As concepções de Heráclito respeitantes à alma humana colocam-nos, muitas vezes, perante grandes dificuldades de interpretação, porque os fragmentos que sobre o assunto possuímos contam-se, talvez, entre os mais obscuros dos que chegaram até nós. Com efeito, Heráclito afirma que é um prazer para as almas entrar na vida, mas acrescenta que a nossa vida nasce da morte das almas e a sua vida nasce da nossa morte (fgt. 77). Não convirá, aqui ainda, pensar na palavra de Anaximandro e compreender que o prazer da vida é um prazer culpado, que a alma paga com uma espécie de morte? Não é a vida dos indivíduos uma espécie de exílio longe da fonte original e não é a sua própria individualidade a raiz da infelicidade da consciência? Por outro lado, se a vida das almas nasce da nossa morte, não será porque se abrem a um além, no qual reencontram o país natal que haviam abandonado?

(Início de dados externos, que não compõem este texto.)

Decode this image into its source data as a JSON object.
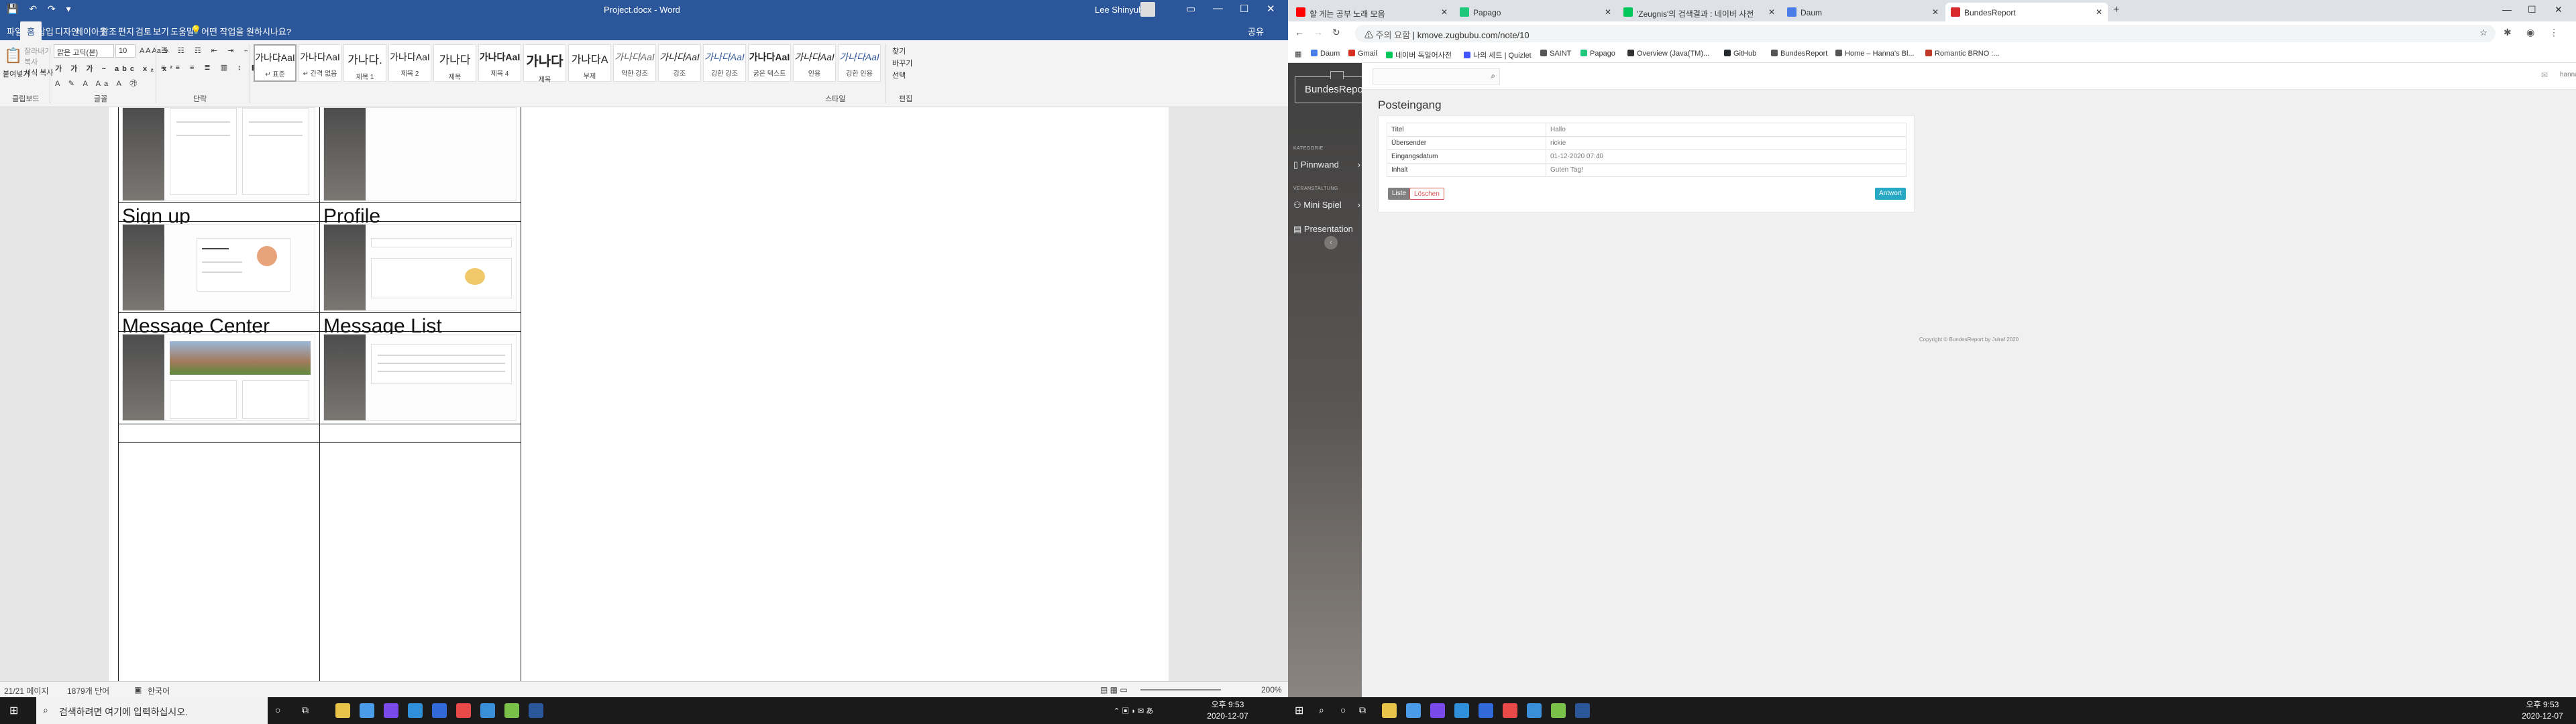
{
  "word": {
    "qat": "💾 ↶ ↷ ▾",
    "doc_title": "Project.docx - Word",
    "user": "Lee Shinyub",
    "window_controls": [
      "▭",
      "—",
      "☐",
      "✕"
    ],
    "tabs": [
      "파일",
      "홈",
      "삽입",
      "디자인",
      "레이아웃",
      "참조",
      "편지",
      "검토",
      "보기",
      "도움말"
    ],
    "tell_me": "어떤 작업을 원하시나요?",
    "share": "공유",
    "font_name": "맑은 고딕(본)",
    "font_size": "10",
    "clipboard": {
      "paste": "붙여넣기",
      "cut": "잘라내기",
      "copy": "복사",
      "format_painter": "서식 복사"
    },
    "groups": {
      "clipboard": "클립보드",
      "font": "글꼴",
      "paragraph": "단락",
      "styles": "스타일",
      "editing": "편집"
    },
    "styles": [
      {
        "sample": "가나다AaI",
        "name": "↵ 표준"
      },
      {
        "sample": "가나다AaI",
        "name": "↵ 간격 없음"
      },
      {
        "sample": "가나다.",
        "name": "제목 1"
      },
      {
        "sample": "가나다AaI",
        "name": "제목 2"
      },
      {
        "sample": "가나다",
        "name": "제목"
      },
      {
        "sample": "가나다AaI",
        "name": "제목 4"
      },
      {
        "sample": "가나다",
        "name": "제목"
      },
      {
        "sample": "가나다A",
        "name": "부제"
      },
      {
        "sample": "가나다AaI",
        "name": "약한 강조"
      },
      {
        "sample": "가나다AaI",
        "name": "강조"
      },
      {
        "sample": "가나다AaI",
        "name": "강한 강조"
      },
      {
        "sample": "가나다AaI",
        "name": "굵은 텍스트"
      },
      {
        "sample": "가나다AaI",
        "name": "인용"
      },
      {
        "sample": "가나다AaI",
        "name": "강한 인용"
      }
    ],
    "editing": {
      "find": "찾기",
      "replace": "바꾸기",
      "select": "선택"
    },
    "doc_headings": [
      "Sign up",
      "Profile",
      "Message Center",
      "Message List"
    ],
    "status": {
      "page": "21/21 페이지",
      "words": "1879개 단어",
      "lang": "한국어",
      "zoom": "200%"
    }
  },
  "taskbar_left": {
    "search_placeholder": "검색하려면 여기에 입력하십시오.",
    "time": "오후 9:53",
    "date": "2020-12-07",
    "app_colors": [
      "#e8c34a",
      "#4a9be8",
      "#7a4ae8",
      "#2f8fd8",
      "#2f6ad8",
      "#e84a4a",
      "#3a8fd8",
      "#7ac14a",
      "#2b579a"
    ]
  },
  "browser": {
    "tabs": [
      {
        "title": "할 게는 공부 노래 모음",
        "color": "#ff0000"
      },
      {
        "title": "Papago",
        "color": "#1fc77b"
      },
      {
        "title": "'Zeugnis'의 검색결과 : 네이버 사전",
        "color": "#03c75a"
      },
      {
        "title": "Daum",
        "color": "#4a7de8"
      },
      {
        "title": "BundesReport",
        "color": "#d92b2b"
      }
    ],
    "active_tab": "BundesReport",
    "url_prefix": "주의 요함",
    "url": "kmove.zugbubu.com/note/10",
    "bookmarks": [
      {
        "label": "Daum",
        "color": "#4a7de8"
      },
      {
        "label": "Gmail",
        "color": "#d93025"
      },
      {
        "label": "네이버 독일어사전",
        "color": "#03c75a"
      },
      {
        "label": "나의 세트 | Quizlet",
        "color": "#4255ff"
      },
      {
        "label": "SAINT",
        "color": "#555555"
      },
      {
        "label": "Papago",
        "color": "#1fc77b"
      },
      {
        "label": "Overview (Java(TM)...",
        "color": "#333333"
      },
      {
        "label": "GitHub",
        "color": "#24292e"
      },
      {
        "label": "BundesReport",
        "color": "#555555"
      },
      {
        "label": "Home – Hanna's Bl...",
        "color": "#555555"
      },
      {
        "label": "Romantic BRNO :...",
        "color": "#c0392b"
      }
    ]
  },
  "app": {
    "brand": "BundesReport",
    "user": "hanna",
    "categories": [
      {
        "label": "KATEGORIE",
        "items": [
          {
            "label": "Pinnwand",
            "icon": "▯"
          }
        ]
      },
      {
        "label": "VERANSTALTUNG",
        "items": [
          {
            "label": "Mini Spiel",
            "icon": "⚇"
          }
        ]
      }
    ],
    "extra_item": {
      "label": "Presentation",
      "icon": "▤"
    },
    "page_title": "Posteingang",
    "message": [
      {
        "label": "Titel",
        "value": "Hallo"
      },
      {
        "label": "Übersender",
        "value": "rickie"
      },
      {
        "label": "Eingangsdatum",
        "value": "01-12-2020 07:40"
      },
      {
        "label": "Inhalt",
        "value": "Guten Tag!"
      }
    ],
    "buttons": {
      "list": "Liste",
      "delete": "Löschen",
      "reply": "Antwort"
    },
    "footer": "Copyright © BundesReport by Julraf 2020"
  },
  "taskbar_right": {
    "time": "오후 9:53",
    "date": "2020-12-07"
  }
}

Não poderá relacionar-se com a mesma ideia o fragmento 62, que continua, apesar de tudo, sibilino? «Os imortais são mortais e os mortais, imortais; uns vivem da morte dos outros, esses outros morrem da vida daqueles». Clémence Ramnoux vê nesta ideia um prelúdio ao tema nietzschiano da morte de Deus1; talvez se deva entender que, se Deus vive da morte dos homens e o homem morre da vida de Deus, é porque só há existência na tragédia do limite. O imortal vive da morte dos mortais que regressam ao seu seio e os mortais morrem por não serem imortais. Por isso, os imortais são mortais, quando entram na vida, e os mortais são imortais, quando, pela morte, se abrem ao que os reintegra no ciclo.

Talvez se possa interpretar no mesmo espírito um outro fragmento misterioso:

«Se não fosse em honra de Diónisos que realizam o cortejo e cantam o hino fálico, cometeriam o mais vergonhoso dos atos. Mas Hades é o mesmo que Diónisos, que os induz ao delírio e ao entusiasmo báquico.» (fgt. 15)

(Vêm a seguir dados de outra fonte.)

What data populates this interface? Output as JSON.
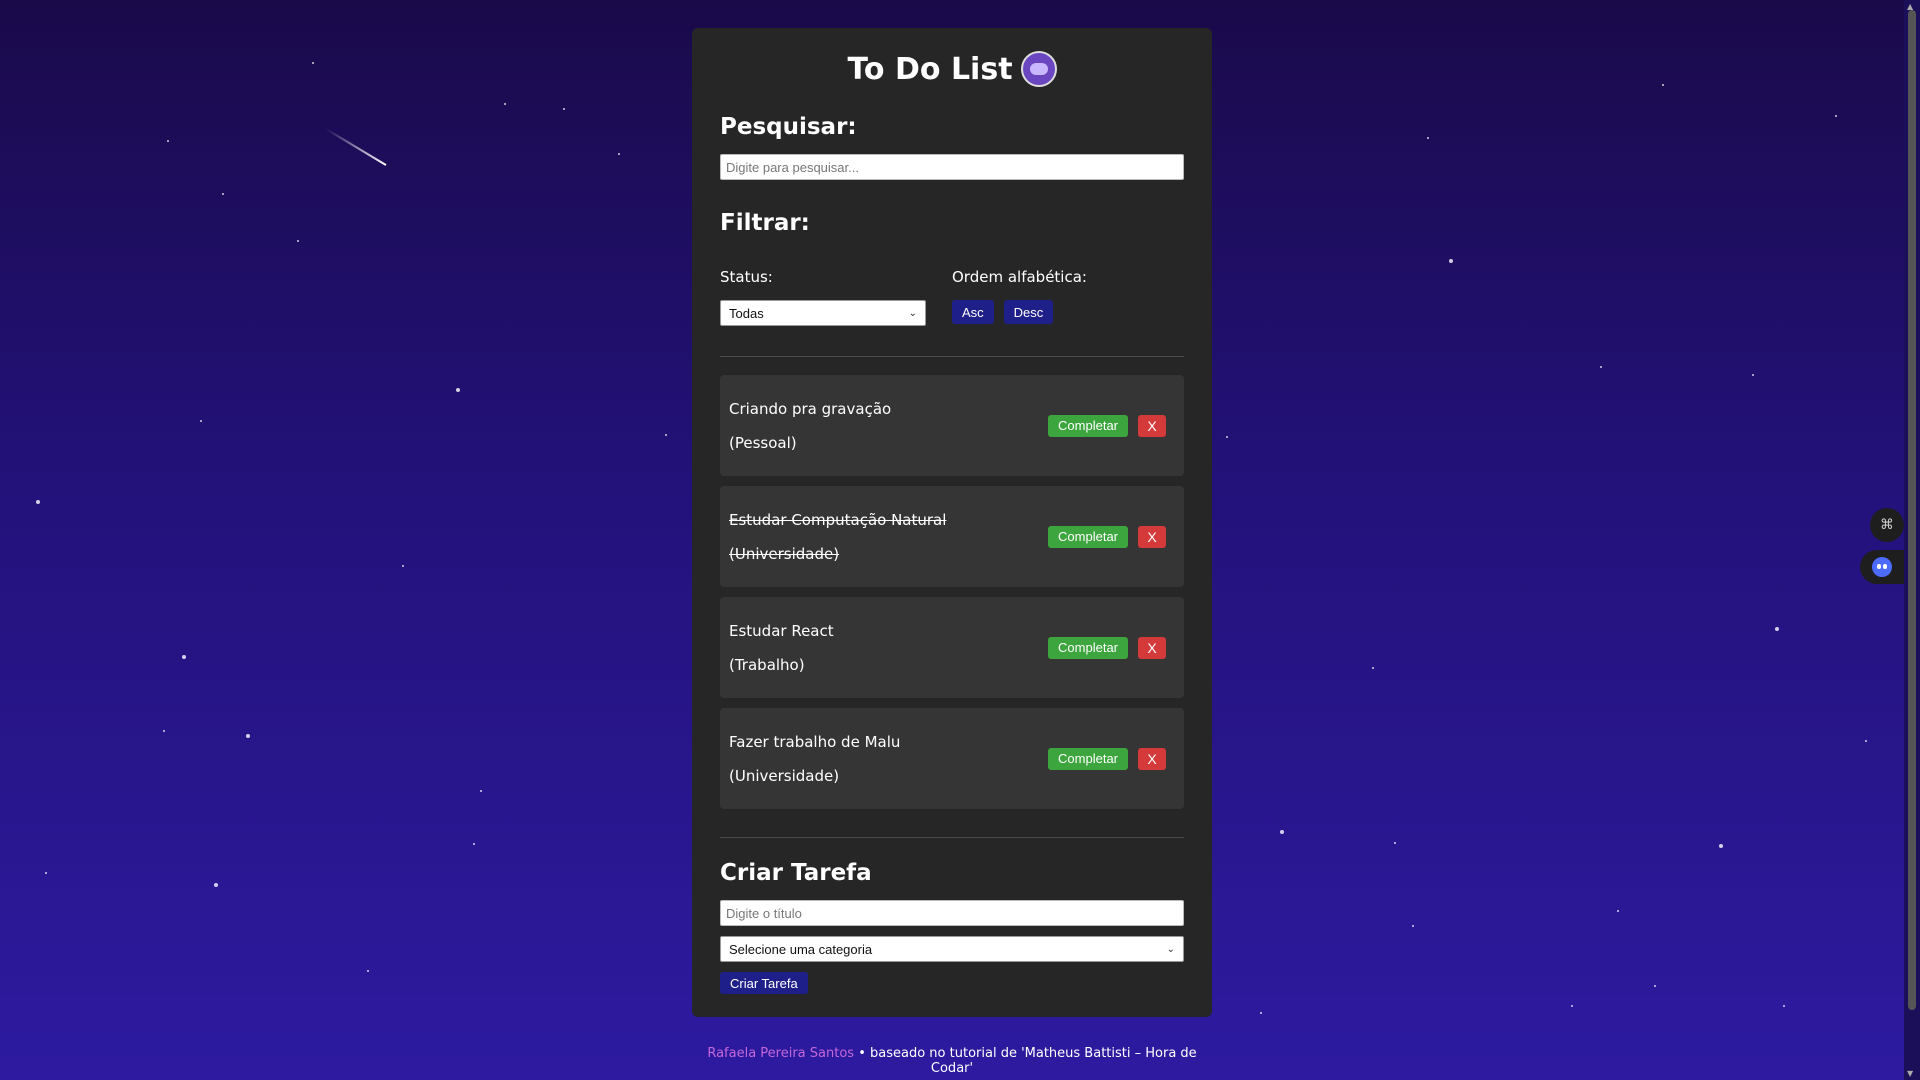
{
  "app": {
    "title": "To Do List"
  },
  "search": {
    "heading": "Pesquisar:",
    "placeholder": "Digite para pesquisar..."
  },
  "filter": {
    "heading": "Filtrar:",
    "status_label": "Status:",
    "status_value": "Todas",
    "order_label": "Ordem alfabética:",
    "asc_label": "Asc",
    "desc_label": "Desc"
  },
  "todos": [
    {
      "text": "Criando pra gravação",
      "category": "(Pessoal)",
      "completed": false,
      "complete_label": "Completar",
      "remove_label": "X"
    },
    {
      "text": "Estudar Computação Natural",
      "category": "(Universidade)",
      "completed": true,
      "complete_label": "Completar",
      "remove_label": "X"
    },
    {
      "text": "Estudar React",
      "category": "(Trabalho)",
      "completed": false,
      "complete_label": "Completar",
      "remove_label": "X"
    },
    {
      "text": "Fazer trabalho de Malu",
      "category": "(Universidade)",
      "completed": false,
      "complete_label": "Completar",
      "remove_label": "X"
    }
  ],
  "create": {
    "heading": "Criar Tarefa",
    "title_placeholder": "Digite o título",
    "category_value": "Selecione uma categoria",
    "button_label": "Criar Tarefa"
  },
  "footer": {
    "author": "Rafaela Pereira Santos",
    "separator": "•",
    "text": "baseado no tutorial de 'Matheus Battisti – Hora de Codar'"
  },
  "colors": {
    "background": "#23127a",
    "card": "#262626",
    "todo": "#353535",
    "complete_button": "#3da53d",
    "remove_button": "#d43a3a",
    "navy_button": "#1f1f8a",
    "author_link": "#c467d9"
  },
  "icons": {
    "logo": "ghost-logo-icon",
    "dock_top": "grid-icon",
    "dock_bottom": "ghost-icon",
    "select_chevron": "chevron-down-icon"
  }
}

Clemente de Alexandria fazia uma leitura cristã deste texto e pensava que significava que todos os que cantam a Diónisos e se entregam a cerimônias vergonhosas serão precipitados nos infernos e julgados por Hades. A. Delatte2 pede que se aproxime este fragmento do fragmento 68, onde se diz que «os mesmos remédios curam doenças terríveis e libertam as almas das desgraças que residem na geração»; o texto torna-se então muito menos paradoxal. Com efeito, Hades é na verdade o deus da morte, mas a morte é ao mesmo tempo uma libertação para a alma. Por isso, como acentua Delatte, Hades não é mais que o símbolo da vida escondida sob a morte aparente e preside, finalmente, ao renascer da alma, enquanto Diónisos simboliza a embriaguez da vida. Por isso, dizer que Hades é o mesmo que Diónisos é repetir que a estrada que sobe e a que desce são uma e a mesma. Como diz Delatte:

«Vida o morte alternam constantemente para Heráclito, como juventude e velhice, vigília e sono, sem contar que nenhum destes estados se encontre jamais isento de qualquer mistura […]. É possível compreender, agora, melhor o que significa Hades para Heráclito. É o símbolo da vida escondida sob a morte aparente, é o deus que preside ao renascer da alma, […]. E Diónisos? No que tem, segundo a concepção do vulgo, de mais oposto a Hades, pode considerar-se como o deus da exaltação da vida, o símbolo do entusiasmo religioso.»

O homem é essencialmente o ser exposto; é exposto na medida em que é presença saída do abandono do Uno. É exposto na medida em que a sua condição é trágica. Diz Heráclito: «É difícil lutar contra o seu coração, porque o que deseja compra-se à custa da alma.» (fgt. 85) Convirá entender, simplesmente, por isso que a paixão perde a nossa alma, o que não passaria de lugar-comum, ou, antes, que o desejo que nos fala ao coração é o de nos arrancar à individualidade a que preside a nossa alma e à qual se encontra ligada ?


  1. Clémence RAMNOUX, Héraclite, ou l’homme entre les choses et les mots, Paris, 1959, p. 70. 

  2. A. DELATTE, La conception de l’enthousiasme chez les philosophes présocratiques, Paris, 1934.